It was no surprise to learn that Canadians aged 65 and older were the only group to increase their use of cannabis since last year. Recreational use became legal in October.

If you’re 65 or older or hang out with people of that age, you know that marijuana is the topic du jour.

Whether it’s a get together at the cottage, a dinner out with friends, a game of golf, or ladies at lunch, the question that comes right after “How was your summer?” is, inevitably, ‘Have you tried marijuana?”

More and more, the answer is yes.

So when Statistics Canada reported recently that 5 per cent of seniors reported marijuana use during April, May and June, compared to 3 per cent during the same months last year, the biggest surprise might be that even more haven’t reported trying it.

After all, although there’s very little hard scientific evidence about its benefits, it reportedly helps with the very ills that disproportionately affect older people: insomnia, arthritis, chronic pain.

And if it just makes you feel good, well, why not.

And yet, even though it’s now legal for non-prescription use and the stigma is gone, there are still reasons why only one in 20 seniors use cannabis, even though the number has been slowly increasing.

Cost is one reason.
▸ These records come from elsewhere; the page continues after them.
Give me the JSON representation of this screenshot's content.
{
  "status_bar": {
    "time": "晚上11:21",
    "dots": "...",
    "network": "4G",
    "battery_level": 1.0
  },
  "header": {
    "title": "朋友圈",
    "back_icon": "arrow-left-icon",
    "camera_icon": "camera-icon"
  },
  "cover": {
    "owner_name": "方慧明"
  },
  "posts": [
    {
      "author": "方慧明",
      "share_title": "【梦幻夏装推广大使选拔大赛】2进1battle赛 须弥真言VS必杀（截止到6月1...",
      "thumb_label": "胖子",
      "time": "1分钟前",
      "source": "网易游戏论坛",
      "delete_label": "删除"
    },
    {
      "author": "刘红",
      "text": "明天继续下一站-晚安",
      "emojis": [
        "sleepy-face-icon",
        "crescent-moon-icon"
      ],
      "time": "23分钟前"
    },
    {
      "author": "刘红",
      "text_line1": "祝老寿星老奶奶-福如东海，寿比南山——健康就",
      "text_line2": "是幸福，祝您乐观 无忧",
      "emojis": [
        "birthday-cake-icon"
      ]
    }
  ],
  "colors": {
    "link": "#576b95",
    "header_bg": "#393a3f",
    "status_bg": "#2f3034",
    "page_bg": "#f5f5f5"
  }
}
Other reasons include figuring out which of the many varieties to try, which form of it to use, how to make sure the product itself is safe and how to use it safely and where to get it.

Maybe when edibles and drinks infused with cannabis become available in Ontario at the end of this year, or early next year, even more seniors will experiment with the drug.

Meanwhile, when reporting about seniors having increased their consumption of cannabis, StatCan doesn’t differentiate between forms of cannabis providing the psychoactive TCH, which can get you high, and those providing only non-psychoactive CBD, which is for therapeutic use.

Wouldn’t it be interesting to know how many seniors use one or the other?
Other facts from the StatCan report:

– The percentage of Canadians aged 15 to 64 using cannabis in April, May and June remained the same — 10 to 25 per cent depending on age — compared to the same months last year.

– About 4.9 million people, or 16 per cent of Canadians over age 15, reported using cannabis in the last three months.

– Six months after Canada made recreational cannabis legal, more than 40 per cent of Canadians who said they used pot still bought it from illegal sources.

– More men consume cannabis than do women, they consume it more frequently than women, and they consume it for non-medical reasons more than women do.